In practice, however, the program had a somewhat bifurcated quality. The first half, for example, had a quality that reached beyond language and into the use of spiritual music as the vehicle for an intense inner voyage. The Armenian Festival Ensemble--eight duduk players, two singers and a percussionist--performed a collection drawn from one of the world’s most ancient sacred musics. And the sound of the duduk, a melodically flexible, emotionally intense, oboe-like instrument, especially in ensemble grouping, was utterly gripping, generating a hushed, captivated reaction from the crowd.

Rahat Nusrat Fateh Ali Khan, nephew and designated musical heir of the late Nusrat Fateh Ali Khan, added a more vigorous spiritual overview with a program of passionate qawwali singing. Although Khan started in a fairly low-key fashion, he soon moved into a passionate mode, playing a group of short pieces that provided a brief glimpse of the music’s trance-like potential.

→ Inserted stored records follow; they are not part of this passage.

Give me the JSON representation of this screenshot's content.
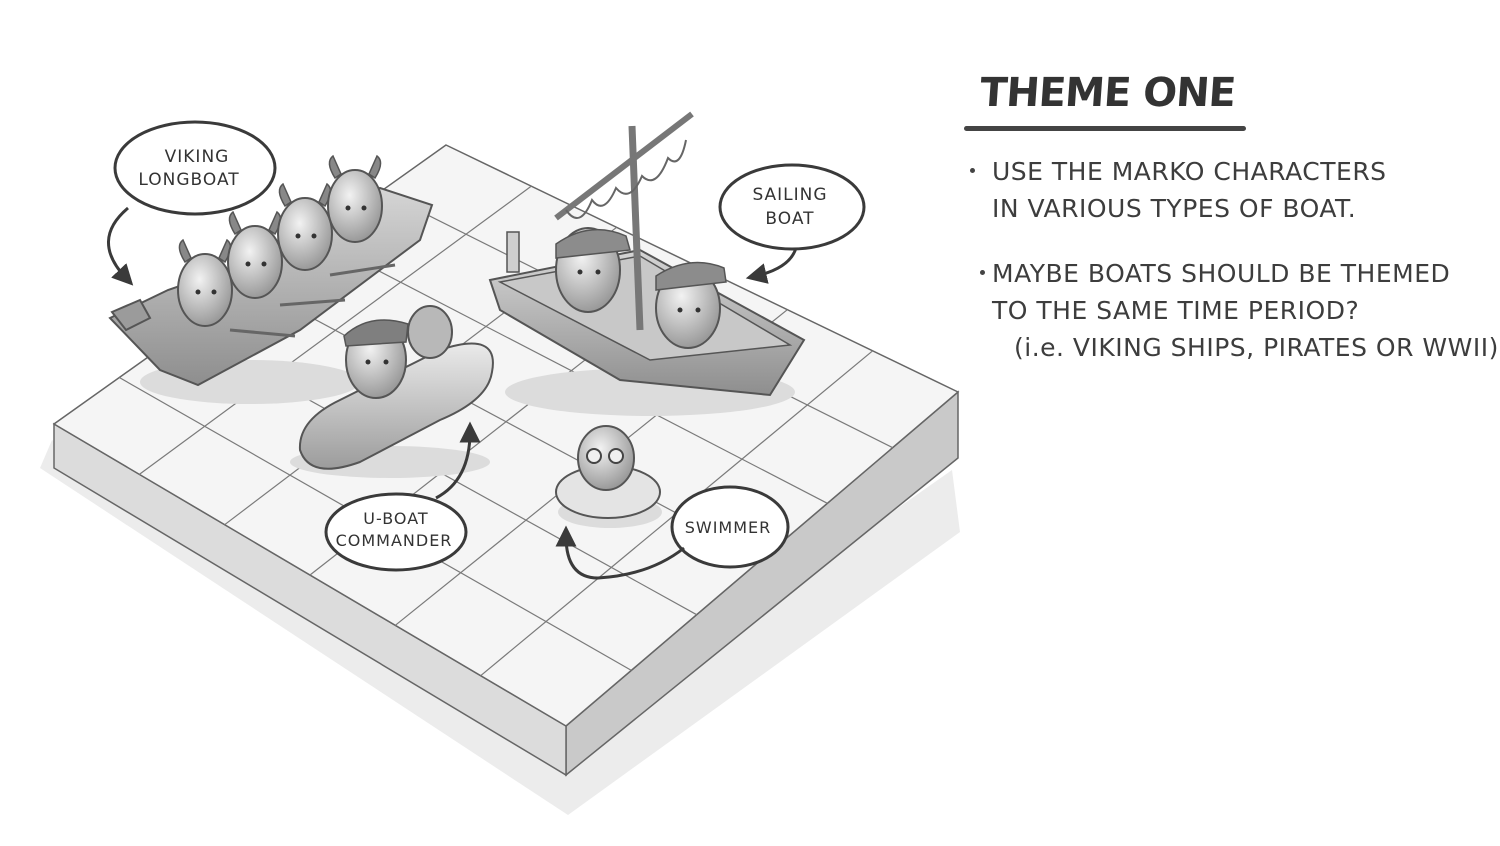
{
  "callouts": {
    "viking": [
      "VIKING",
      "LONGBOAT"
    ],
    "sailing": [
      "SAILING",
      "BOAT"
    ],
    "uboat": [
      "U-BOAT",
      "COMMANDER"
    ],
    "swimmer": [
      "SWIMMER"
    ]
  },
  "notes": {
    "title": "THEME ONE",
    "bullet1": [
      "USE THE MARKO CHARACTERS",
      "IN VARIOUS TYPES OF BOAT."
    ],
    "bullet2": [
      "MAYBE BOATS SHOULD BE THEMED",
      "TO THE SAME TIME PERIOD?",
      "(i.e. VIKING SHIPS, PIRATES OR WWII)"
    ]
  },
  "colors": {
    "ink": "#333333",
    "board_top": "#f4f4f4",
    "board_front": "#d9d9d9",
    "board_side": "#c7c7c7",
    "shadow": "#e6e6e6"
  }
}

The program’s second half took a sudden turn in a far more contemporary direction with the arrival of two gospel ensembles, the Campbell Brothers with Katie Jackson, and the Mighty Clouds of Joy. The Campbells’ unique sound, featuring two steel guitars, combined especially well with Jackson’s ecstatic singing.

But the starring role belonged to the Clouds who, with dynamic lead singer Joe Ligon, have been in the vanguard of “funkified” gospel since the ‘60s. Effectively demonstrating the inspirational capacity of gospel music to deliver an energizing spiritual experience, they brought the crowd to their feet in hand-clapping, body-moving bursts of enthusiasm.